The compelling verification that oligomers are neurologically significant and sufficiently stable to accumulate in a cell-conditioned media, along with the vaccine results validating the prediction that memory loss is reversible, provided impetus for significant modifications in the amyloid cascade hypothesis (Hardy and Selkoe 2002). The new cascade includes two significant emendations: 1) early memory loss now is attributed to synapse failure, not neuron death, and 2) synapse failure is attributed to Ap oligomers, not amyloid fibrils.

The hypothesis that Ap oligomers play a role in AD pathogenesis has stimulated interest in the broader possibility that toxic protein oligomers may be common to multiple diseases (Klein 2005).
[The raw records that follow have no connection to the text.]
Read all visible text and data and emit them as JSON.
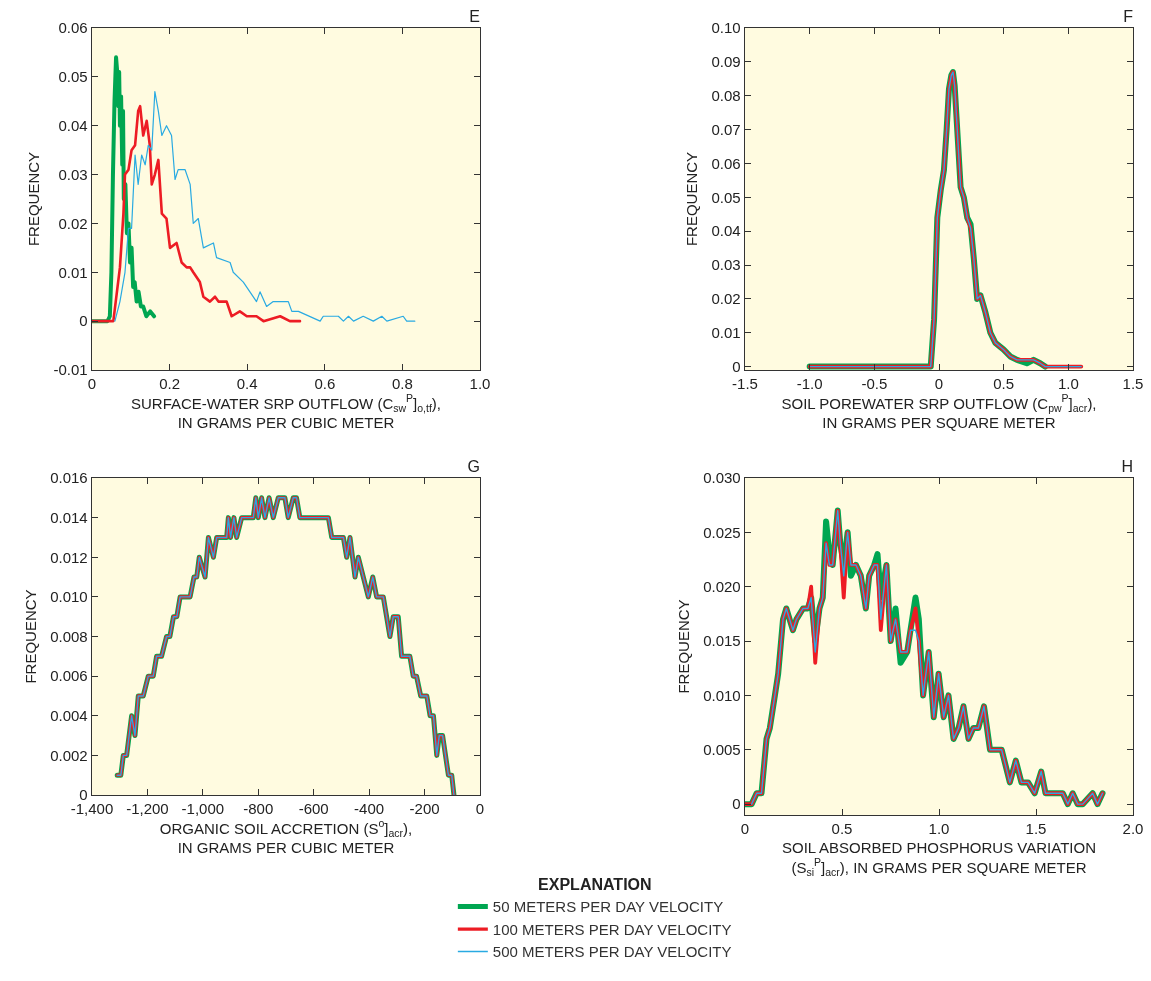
{
  "chart_data": [
    {
      "type": "line",
      "title": "E",
      "xlabel": "SURFACE-WATER SRP OUTFLOW (C$_{sw}$$^{P}$]$_{o,tf}$),\nIN GRAMS PER CUBIC METER",
      "ylabel": "FREQUENCY",
      "xlim": [
        0,
        1
      ],
      "ylim": [
        -0.01,
        0.06
      ],
      "xticks": [
        0,
        0.2,
        0.4,
        0.6,
        0.8,
        {
          "value": 1,
          "label": "1.0"
        }
      ],
      "yticks": [
        -0.01,
        0,
        0.01,
        0.02,
        0.03,
        0.04,
        0.05,
        0.06
      ],
      "series": [
        {
          "color": "#00a651",
          "x": [
            0,
            0.04,
            0.046,
            0.05,
            0.054,
            0.058,
            0.062,
            0.066,
            0.068,
            0.07,
            0.072,
            0.075,
            0.078,
            0.08,
            0.082,
            0.086,
            0.09,
            0.094,
            0.098,
            0.102,
            0.106,
            0.11,
            0.115,
            0.12,
            0.126,
            0.132,
            0.14,
            0.15,
            0.16
          ],
          "values": [
            0,
            0,
            0.001,
            0.01,
            0.03,
            0.045,
            0.054,
            0.05,
            0.044,
            0.051,
            0.04,
            0.046,
            0.032,
            0.043,
            0.025,
            0.028,
            0.018,
            0.02,
            0.012,
            0.015,
            0.007,
            0.008,
            0.004,
            0.006,
            0.003,
            0.003,
            0.001,
            0.002,
            0.001
          ]
        },
        {
          "color": "#ed1c24",
          "x": [
            0,
            0.055,
            0.072,
            0.081,
            0.085,
            0.094,
            0.102,
            0.111,
            0.119,
            0.124,
            0.132,
            0.141,
            0.149,
            0.154,
            0.162,
            0.171,
            0.18,
            0.192,
            0.201,
            0.218,
            0.231,
            0.244,
            0.253,
            0.261,
            0.278,
            0.287,
            0.304,
            0.317,
            0.326,
            0.347,
            0.36,
            0.381,
            0.399,
            0.424,
            0.442,
            0.485,
            0.51,
            0.536
          ],
          "values": [
            0,
            0,
            0.011,
            0.022,
            0.03,
            0.031,
            0.035,
            0.036,
            0.043,
            0.044,
            0.038,
            0.041,
            0.036,
            0.028,
            0.03,
            0.033,
            0.022,
            0.021,
            0.015,
            0.016,
            0.012,
            0.011,
            0.011,
            0.01,
            0.008,
            0.005,
            0.004,
            0.005,
            0.004,
            0.004,
            0.001,
            0.002,
            0.001,
            0.001,
            0,
            0.001,
            0,
            0
          ]
        },
        {
          "color": "#29aae2",
          "x": [
            0.059,
            0.072,
            0.085,
            0.094,
            0.102,
            0.111,
            0.119,
            0.128,
            0.137,
            0.145,
            0.154,
            0.162,
            0.171,
            0.18,
            0.192,
            0.205,
            0.214,
            0.222,
            0.24,
            0.253,
            0.261,
            0.274,
            0.287,
            0.313,
            0.321,
            0.356,
            0.364,
            0.39,
            0.407,
            0.424,
            0.433,
            0.45,
            0.467,
            0.506,
            0.515,
            0.532,
            0.588,
            0.596,
            0.635,
            0.648,
            0.661,
            0.674,
            0.699,
            0.725,
            0.747,
            0.76,
            0.802,
            0.811,
            0.832
          ],
          "values": [
            0,
            0.004,
            0.01,
            0.019,
            0.019,
            0.034,
            0.028,
            0.034,
            0.032,
            0.036,
            0.035,
            0.047,
            0.043,
            0.038,
            0.04,
            0.038,
            0.029,
            0.031,
            0.031,
            0.028,
            0.02,
            0.021,
            0.015,
            0.016,
            0.013,
            0.012,
            0.01,
            0.008,
            0.006,
            0.004,
            0.006,
            0.003,
            0.004,
            0.004,
            0.002,
            0.002,
            0,
            0.001,
            0.001,
            0,
            0.001,
            0,
            0.001,
            0,
            0.001,
            0,
            0.001,
            0,
            0
          ]
        }
      ]
    },
    {
      "type": "line",
      "title": "F",
      "xlabel": "SOIL POREWATER SRP OUTFLOW (C$_{pw}$$^{P}$]$_{acr}$),\nIN GRAMS PER SQUARE METER",
      "ylabel": "FREQUENCY",
      "xlim": [
        -1.5,
        1.5
      ],
      "ylim": [
        -0.001,
        0.1
      ],
      "xticks": [
        -1.5,
        {
          "value": -1,
          "label": "-1.0"
        },
        -0.5,
        0,
        0.5,
        {
          "value": 1,
          "label": "1.0"
        },
        1.5
      ],
      "yticks": [
        0,
        0.01,
        0.02,
        0.03,
        0.04,
        0.05,
        0.06,
        0.07,
        0.08,
        0.09,
        {
          "value": 0.1,
          "label": "0.10"
        }
      ],
      "series": [
        {
          "color": "#00a651",
          "x": [
            -1,
            -0.064,
            -0.038,
            -0.013,
            0.013,
            0.038,
            0.059,
            0.077,
            0.095,
            0.108,
            0.121,
            0.141,
            0.167,
            0.192,
            0.218,
            0.244,
            0.269,
            0.295,
            0.321,
            0.359,
            0.397,
            0.436,
            0.5,
            0.551,
            0.603,
            0.679,
            0.731,
            0.782,
            0.821
          ],
          "values": [
            0,
            0,
            0.014,
            0.044,
            0.052,
            0.058,
            0.07,
            0.082,
            0.086,
            0.087,
            0.083,
            0.07,
            0.053,
            0.05,
            0.044,
            0.042,
            0.032,
            0.02,
            0.021,
            0.016,
            0.01,
            0.007,
            0.005,
            0.003,
            0.002,
            0.001,
            0.002,
            0.001,
            0
          ]
        },
        {
          "color": "#ed1c24",
          "x": [
            -1,
            -0.064,
            -0.038,
            -0.013,
            0.013,
            0.038,
            0.059,
            0.077,
            0.095,
            0.108,
            0.121,
            0.141,
            0.167,
            0.192,
            0.218,
            0.244,
            0.269,
            0.295,
            0.321,
            0.359,
            0.397,
            0.436,
            0.5,
            0.551,
            0.603,
            0.679,
            0.731,
            0.782,
            0.821,
            1.1
          ],
          "values": [
            0,
            0,
            0.014,
            0.044,
            0.052,
            0.058,
            0.07,
            0.082,
            0.086,
            0.087,
            0.083,
            0.07,
            0.053,
            0.05,
            0.044,
            0.041,
            0.032,
            0.02,
            0.021,
            0.016,
            0.01,
            0.007,
            0.005,
            0.003,
            0.002,
            0.002,
            0.002,
            0.001,
            0,
            0
          ]
        },
        {
          "color": "#29aae2",
          "x": [
            -1,
            -0.064,
            -0.038,
            -0.013,
            0.013,
            0.038,
            0.059,
            0.077,
            0.095,
            0.108,
            0.121,
            0.141,
            0.167,
            0.192,
            0.218,
            0.244,
            0.269,
            0.295,
            0.321,
            0.359,
            0.397,
            0.436,
            0.5,
            0.551,
            0.603,
            0.731,
            0.782,
            0.821,
            1.1
          ],
          "values": [
            0,
            0,
            0.014,
            0.044,
            0.052,
            0.058,
            0.07,
            0.082,
            0.086,
            0.087,
            0.083,
            0.07,
            0.053,
            0.05,
            0.044,
            0.041,
            0.032,
            0.02,
            0.021,
            0.016,
            0.01,
            0.007,
            0.005,
            0.003,
            0.002,
            0.002,
            0.001,
            0,
            0
          ]
        }
      ]
    },
    {
      "type": "line",
      "title": "G",
      "xlabel": "ORGANIC SOIL ACCRETION (S$^{o}$]$_{acr}$),\nIN GRAMS PER CUBIC METER",
      "ylabel": "FREQUENCY",
      "xlim": [
        -1400,
        0
      ],
      "ylim": [
        0,
        0.016
      ],
      "xticks": [
        {
          "value": -1400,
          "label": "-1,400"
        },
        {
          "value": -1200,
          "label": "-1,200"
        },
        {
          "value": -1000,
          "label": "-1,000"
        },
        -800,
        -600,
        -400,
        -200,
        0
      ],
      "yticks": [
        0,
        0.002,
        0.004,
        0.006,
        0.008,
        {
          "value": 0.01,
          "label": "0.010"
        },
        0.012,
        0.014,
        0.016
      ],
      "legend": "bottom",
      "legend_title": "EXPLANATION",
      "series": [
        {
          "name": "50 METERS PER DAY VELOCITY",
          "color": "#00a651",
          "x": [
            -1309,
            -1296,
            -1287,
            -1275,
            -1257,
            -1245,
            -1233,
            -1215,
            -1197,
            -1179,
            -1167,
            -1149,
            -1131,
            -1119,
            -1106,
            -1094,
            -1082,
            -1046,
            -1032,
            -1022,
            -1013,
            -992,
            -980,
            -962,
            -950,
            -914,
            -908,
            -900,
            -888,
            -878,
            -860,
            -818,
            -809,
            -800,
            -788,
            -776,
            -761,
            -746,
            -728,
            -704,
            -692,
            -674,
            -662,
            -650,
            -547,
            -535,
            -493,
            -481,
            -469,
            -451,
            -439,
            -421,
            -403,
            -387,
            -373,
            -349,
            -325,
            -313,
            -295,
            -283,
            -253,
            -241,
            -229,
            -214,
            -192,
            -180,
            -168,
            -156,
            -147,
            -135,
            -114,
            -102,
            -94
          ],
          "values": [
            0.001,
            0.001,
            0.002,
            0.002,
            0.004,
            0.003,
            0.005,
            0.005,
            0.006,
            0.006,
            0.007,
            0.007,
            0.008,
            0.008,
            0.009,
            0.009,
            0.01,
            0.01,
            0.011,
            0.011,
            0.012,
            0.011,
            0.013,
            0.012,
            0.013,
            0.013,
            0.014,
            0.013,
            0.014,
            0.013,
            0.014,
            0.014,
            0.015,
            0.014,
            0.015,
            0.014,
            0.015,
            0.014,
            0.015,
            0.015,
            0.014,
            0.015,
            0.015,
            0.014,
            0.014,
            0.013,
            0.013,
            0.012,
            0.013,
            0.011,
            0.012,
            0.011,
            0.01,
            0.011,
            0.01,
            0.01,
            0.008,
            0.009,
            0.009,
            0.007,
            0.007,
            0.006,
            0.006,
            0.005,
            0.005,
            0.004,
            0.004,
            0.002,
            0.003,
            0.003,
            0.001,
            0.001,
            0
          ]
        },
        {
          "name": "100 METERS PER DAY VELOCITY",
          "color": "#ed1c24",
          "x": [
            -1309,
            -1296,
            -1287,
            -1275,
            -1257,
            -1245,
            -1233,
            -1215,
            -1197,
            -1179,
            -1167,
            -1149,
            -1131,
            -1119,
            -1106,
            -1094,
            -1082,
            -1046,
            -1032,
            -1022,
            -1013,
            -992,
            -980,
            -962,
            -950,
            -914,
            -908,
            -900,
            -888,
            -878,
            -860,
            -818,
            -809,
            -800,
            -788,
            -776,
            -761,
            -746,
            -728,
            -704,
            -692,
            -674,
            -662,
            -650,
            -547,
            -535,
            -493,
            -481,
            -469,
            -451,
            -439,
            -421,
            -403,
            -387,
            -373,
            -349,
            -325,
            -313,
            -295,
            -283,
            -253,
            -241,
            -229,
            -214,
            -192,
            -180,
            -168,
            -156,
            -147,
            -135,
            -114,
            -102,
            -94
          ],
          "values": [
            0.001,
            0.001,
            0.002,
            0.002,
            0.004,
            0.003,
            0.005,
            0.005,
            0.006,
            0.006,
            0.007,
            0.007,
            0.008,
            0.008,
            0.009,
            0.009,
            0.01,
            0.01,
            0.011,
            0.011,
            0.012,
            0.011,
            0.013,
            0.012,
            0.013,
            0.013,
            0.014,
            0.013,
            0.014,
            0.013,
            0.014,
            0.014,
            0.015,
            0.014,
            0.015,
            0.014,
            0.015,
            0.014,
            0.015,
            0.015,
            0.014,
            0.015,
            0.015,
            0.014,
            0.014,
            0.013,
            0.013,
            0.012,
            0.013,
            0.011,
            0.012,
            0.011,
            0.01,
            0.011,
            0.01,
            0.01,
            0.008,
            0.009,
            0.009,
            0.007,
            0.007,
            0.006,
            0.006,
            0.005,
            0.005,
            0.004,
            0.004,
            0.002,
            0.003,
            0.003,
            0.001,
            0.001,
            0
          ]
        },
        {
          "name": "500 METERS PER DAY VELOCITY",
          "color": "#29aae2",
          "x": [
            -1309,
            -1296,
            -1287,
            -1275,
            -1257,
            -1245,
            -1233,
            -1215,
            -1197,
            -1179,
            -1167,
            -1149,
            -1131,
            -1119,
            -1106,
            -1094,
            -1082,
            -1046,
            -1032,
            -1022,
            -1013,
            -992,
            -980,
            -962,
            -950,
            -914,
            -908,
            -900,
            -888,
            -878,
            -860,
            -818,
            -809,
            -800,
            -788,
            -776,
            -761,
            -746,
            -728,
            -704,
            -692,
            -674,
            -662,
            -650,
            -547,
            -535,
            -493,
            -481,
            -469,
            -451,
            -439,
            -421,
            -403,
            -387,
            -373,
            -349,
            -325,
            -313,
            -295,
            -283,
            -253,
            -241,
            -229,
            -214,
            -192,
            -180,
            -168,
            -156,
            -147,
            -135,
            -114,
            -102,
            -94
          ],
          "values": [
            0.001,
            0.001,
            0.002,
            0.002,
            0.004,
            0.003,
            0.005,
            0.005,
            0.006,
            0.006,
            0.007,
            0.007,
            0.008,
            0.008,
            0.009,
            0.009,
            0.01,
            0.01,
            0.011,
            0.011,
            0.012,
            0.011,
            0.013,
            0.012,
            0.013,
            0.013,
            0.014,
            0.013,
            0.014,
            0.013,
            0.014,
            0.014,
            0.015,
            0.014,
            0.015,
            0.014,
            0.015,
            0.014,
            0.015,
            0.015,
            0.014,
            0.015,
            0.015,
            0.014,
            0.014,
            0.013,
            0.013,
            0.012,
            0.013,
            0.011,
            0.012,
            0.011,
            0.01,
            0.011,
            0.01,
            0.01,
            0.008,
            0.009,
            0.009,
            0.007,
            0.007,
            0.006,
            0.006,
            0.005,
            0.005,
            0.004,
            0.004,
            0.002,
            0.003,
            0.003,
            0.001,
            0.001,
            0
          ]
        }
      ]
    },
    {
      "type": "line",
      "title": "H",
      "xlabel": "SOIL ABSORBED PHOSPHORUS VARIATION\n(S$_{si}$$^{P}$]$_{acr}$), IN GRAMS PER SQUARE METER",
      "ylabel": "FREQUENCY",
      "xlim": [
        0,
        2
      ],
      "ylim": [
        -0.001,
        0.03
      ],
      "xticks": [
        0,
        0.5,
        {
          "value": 1,
          "label": "1.0"
        },
        1.5,
        {
          "value": 2,
          "label": "2.0"
        }
      ],
      "yticks": [
        0,
        0.005,
        {
          "value": 0.01,
          "label": "0.010"
        },
        0.015,
        {
          "value": 0.02,
          "label": "0.020"
        },
        0.025,
        {
          "value": 0.03,
          "label": "0.030"
        }
      ],
      "series": [
        {
          "color": "#00a651",
          "x": [
            0,
            0.034,
            0.06,
            0.085,
            0.111,
            0.128,
            0.154,
            0.171,
            0.196,
            0.213,
            0.23,
            0.247,
            0.265,
            0.299,
            0.324,
            0.341,
            0.362,
            0.384,
            0.401,
            0.418,
            0.435,
            0.452,
            0.478,
            0.491,
            0.509,
            0.529,
            0.546,
            0.572,
            0.597,
            0.623,
            0.64,
            0.666,
            0.683,
            0.7,
            0.729,
            0.751,
            0.776,
            0.802,
            0.836,
            0.853,
            0.879,
            0.896,
            0.918,
            0.947,
            0.973,
            0.998,
            1.024,
            1.049,
            1.075,
            1.101,
            1.126,
            1.152,
            1.177,
            1.203,
            1.232,
            1.263,
            1.323,
            1.365,
            1.396,
            1.425,
            1.459,
            1.493,
            1.527,
            1.549,
            1.638,
            1.664,
            1.689,
            1.715,
            1.741,
            1.792,
            1.817,
            1.843
          ],
          "values": [
            0,
            0,
            0.001,
            0.001,
            0.006,
            0.007,
            0.01,
            0.012,
            0.017,
            0.018,
            0.017,
            0.016,
            0.017,
            0.018,
            0.018,
            0.019,
            0.015,
            0.018,
            0.019,
            0.026,
            0.023,
            0.022,
            0.027,
            0.024,
            0.022,
            0.025,
            0.021,
            0.022,
            0.021,
            0.018,
            0.021,
            0.022,
            0.023,
            0.019,
            0.022,
            0.015,
            0.018,
            0.013,
            0.014,
            0.016,
            0.019,
            0.017,
            0.01,
            0.014,
            0.008,
            0.012,
            0.008,
            0.01,
            0.006,
            0.007,
            0.009,
            0.006,
            0.007,
            0.007,
            0.009,
            0.005,
            0.005,
            0.002,
            0.004,
            0.002,
            0.002,
            0.001,
            0.003,
            0.001,
            0.001,
            0,
            0.001,
            0,
            0,
            0.001,
            0,
            0.001
          ]
        },
        {
          "color": "#ed1c24",
          "x": [
            0,
            0.034,
            0.06,
            0.085,
            0.111,
            0.128,
            0.154,
            0.171,
            0.196,
            0.213,
            0.23,
            0.247,
            0.265,
            0.299,
            0.324,
            0.341,
            0.362,
            0.384,
            0.401,
            0.418,
            0.435,
            0.452,
            0.478,
            0.491,
            0.509,
            0.529,
            0.546,
            0.572,
            0.597,
            0.623,
            0.64,
            0.666,
            0.683,
            0.7,
            0.729,
            0.751,
            0.776,
            0.802,
            0.836,
            0.853,
            0.879,
            0.896,
            0.918,
            0.947,
            0.973,
            0.998,
            1.024,
            1.049,
            1.075,
            1.101,
            1.126,
            1.152,
            1.177,
            1.203,
            1.232,
            1.263,
            1.323,
            1.365,
            1.396,
            1.425,
            1.459,
            1.493,
            1.527,
            1.549,
            1.638,
            1.664,
            1.689,
            1.715,
            1.741,
            1.792,
            1.817,
            1.843
          ],
          "values": [
            0,
            0,
            0.001,
            0.001,
            0.006,
            0.007,
            0.01,
            0.012,
            0.017,
            0.018,
            0.017,
            0.016,
            0.017,
            0.018,
            0.018,
            0.02,
            0.013,
            0.018,
            0.019,
            0.024,
            0.022,
            0.022,
            0.027,
            0.024,
            0.019,
            0.025,
            0.022,
            0.022,
            0.021,
            0.018,
            0.021,
            0.022,
            0.022,
            0.016,
            0.022,
            0.015,
            0.017,
            0.014,
            0.014,
            0.016,
            0.018,
            0.015,
            0.01,
            0.014,
            0.008,
            0.012,
            0.008,
            0.01,
            0.006,
            0.007,
            0.009,
            0.006,
            0.007,
            0.007,
            0.009,
            0.005,
            0.005,
            0.002,
            0.004,
            0.002,
            0.002,
            0.001,
            0.003,
            0.001,
            0.001,
            0,
            0.001,
            0,
            0,
            0.001,
            0,
            0.001
          ]
        },
        {
          "color": "#29aae2",
          "x": [
            0.034,
            0.06,
            0.085,
            0.111,
            0.128,
            0.154,
            0.171,
            0.196,
            0.213,
            0.23,
            0.247,
            0.265,
            0.299,
            0.324,
            0.341,
            0.362,
            0.384,
            0.401,
            0.418,
            0.435,
            0.452,
            0.478,
            0.491,
            0.509,
            0.529,
            0.546,
            0.572,
            0.597,
            0.623,
            0.64,
            0.666,
            0.683,
            0.7,
            0.729,
            0.751,
            0.776,
            0.802,
            0.836,
            0.853,
            0.879,
            0.896,
            0.918,
            0.947,
            0.973,
            0.998,
            1.024,
            1.049,
            1.075,
            1.101,
            1.126,
            1.152,
            1.177,
            1.203,
            1.232,
            1.263,
            1.323,
            1.365,
            1.396,
            1.425,
            1.459,
            1.493,
            1.527,
            1.549,
            1.638,
            1.664,
            1.689,
            1.715,
            1.741,
            1.792,
            1.817,
            1.843
          ],
          "values": [
            0,
            0.001,
            0.001,
            0.006,
            0.007,
            0.01,
            0.012,
            0.017,
            0.018,
            0.017,
            0.016,
            0.017,
            0.018,
            0.018,
            0.019,
            0.014,
            0.018,
            0.019,
            0.024,
            0.022,
            0.022,
            0.027,
            0.024,
            0.021,
            0.025,
            0.022,
            0.022,
            0.021,
            0.018,
            0.021,
            0.022,
            0.022,
            0.017,
            0.022,
            0.015,
            0.017,
            0.014,
            0.014,
            0.016,
            0.016,
            0.015,
            0.01,
            0.014,
            0.008,
            0.012,
            0.008,
            0.01,
            0.006,
            0.007,
            0.009,
            0.006,
            0.007,
            0.007,
            0.009,
            0.005,
            0.005,
            0.002,
            0.004,
            0.002,
            0.002,
            0.001,
            0.003,
            0.001,
            0.001,
            0,
            0.001,
            0,
            0,
            0.001,
            0,
            0.001
          ]
        }
      ]
    }
  ]
}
Ap is one of more than 20 different fibrillogenic proteins that are disease-linked and, until recently, it had been assumed that the pathogenic molecules were fibrillar. However, a number of these proteins now have been found to generate sub-fibrillar, oligomeric cytotoxins (Conway et al. 2000; Butler et al. 2003; Reixach et al. 2004). In some cases, contrary to earlier dogma, oligomers exhibit cytotoxicity but fibrils do not. Extrapolation from Ap as a specific case study thus is providing general insight into diseases of protein folding and mis-assembly. Strategies that target elimination of soluble oligomeric toxins could provide new therapeutics for a broad range of significant diseases.